It's hard to know if Obama genuinely thought his luncheon visit would melt some of the partisan iciness. Several Republican senators and aides in the room said he seemed to be going through the motions, not making real efforts at consensus.
COMMENT: We're shocked that anyone would accuse Barack Obama of a lack of sincerity. Choke now.
May 25, 2010 Permalink
STUNNING – AT 9:41 A.M. ET: Day by day, we've watched the president's approval drop dramatically in the Rasmussen poll, ending the period of stability that he enjoyed. Today's report should be especially alarming to the White House:
The Rasmussen Reports daily Presidential Tracking Poll for Tuesday shows that 24% of the nation's voters Strongly Approve of the way that Barack Obama is performing his role as president.

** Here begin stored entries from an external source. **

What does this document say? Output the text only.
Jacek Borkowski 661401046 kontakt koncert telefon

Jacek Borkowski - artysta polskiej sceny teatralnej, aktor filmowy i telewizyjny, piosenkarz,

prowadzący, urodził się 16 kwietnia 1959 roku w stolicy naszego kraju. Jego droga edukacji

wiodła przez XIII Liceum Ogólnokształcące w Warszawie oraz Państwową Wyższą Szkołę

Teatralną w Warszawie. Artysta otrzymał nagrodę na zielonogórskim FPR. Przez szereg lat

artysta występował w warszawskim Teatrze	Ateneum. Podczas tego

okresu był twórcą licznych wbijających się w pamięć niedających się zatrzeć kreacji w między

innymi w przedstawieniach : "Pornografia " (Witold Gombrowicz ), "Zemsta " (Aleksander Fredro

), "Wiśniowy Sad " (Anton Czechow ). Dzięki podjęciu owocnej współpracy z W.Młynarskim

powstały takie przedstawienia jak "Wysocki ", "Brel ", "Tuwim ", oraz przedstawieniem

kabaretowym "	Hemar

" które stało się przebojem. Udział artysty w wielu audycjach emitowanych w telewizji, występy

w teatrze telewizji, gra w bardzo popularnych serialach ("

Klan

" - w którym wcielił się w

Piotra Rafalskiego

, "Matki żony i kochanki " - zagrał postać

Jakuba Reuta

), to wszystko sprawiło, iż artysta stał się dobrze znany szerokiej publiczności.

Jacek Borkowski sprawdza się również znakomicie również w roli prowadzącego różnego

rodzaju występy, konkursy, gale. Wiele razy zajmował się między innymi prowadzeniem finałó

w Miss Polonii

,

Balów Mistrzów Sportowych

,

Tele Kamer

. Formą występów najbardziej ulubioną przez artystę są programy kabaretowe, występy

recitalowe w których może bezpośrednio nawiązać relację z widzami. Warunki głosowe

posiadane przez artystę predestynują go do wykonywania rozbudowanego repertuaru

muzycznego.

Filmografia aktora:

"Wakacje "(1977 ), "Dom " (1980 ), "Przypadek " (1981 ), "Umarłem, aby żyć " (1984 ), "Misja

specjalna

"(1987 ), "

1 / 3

Forty-four percent (44%) Strongly Disapprove, giving Obama a Presidential Approval Index rating of -20.
Overall, 42% of voters say they at least somewhat approve of the president's performance. That is the lowest level of approval yet measured for this president. Fifty-six percent (56%) now disapprove of his performance.
COMMENT: The midterms are five months away. The president's approval rating will affect Democratic performance. Yes, of course that rating can improve, but it's hard to see how. What victories are on the horizon?
The Dems argue that the economy is improving, but where? And Obama's groveling to President Calderon of Mexico last week reminded voters of who he really is.
And yet, Republicans have no reason to feel completely confident. Many GOP candidates are weak, and the party still lacks an overall program. An opportunity taken, or an opportunity missed? It's up to the GOP. The races that will decide whether the Republicans take control of Congress will probably be decided by a few points. There's work to be done. The president's bumbling can't do it all for us.
May 25, 2010 Permalink
GRIM, AND MORE GRIM – AT 9:17 A.M. ET: The private economy is shrinking, the public economy is growing. From USA Today:
Paychecks from private business shrank to their smallest share of personal income in U.S. history during the first quarter of this year, a USA TODAY analysis of government data finds.
At the same time, government-provided benefits — from Social Security, unemployment insurance, food stamps and other programs — rose to a record high during the first three months of 2010.
Those records reflect a long-term trend accelerated by the recession and the federal stimulus program to counteract the downturn. The result is a major shift in the source of personal income from private wages to government programs.
The trend is not sustainable, says University of Michigan economist Donald Grimes. Reason: The federal government depends on private wages to generate income taxes to pay for its ever-more-expensive programs. Government-generated income is taxed at lower rates or not at all, he says. "This is really important," Grimes says.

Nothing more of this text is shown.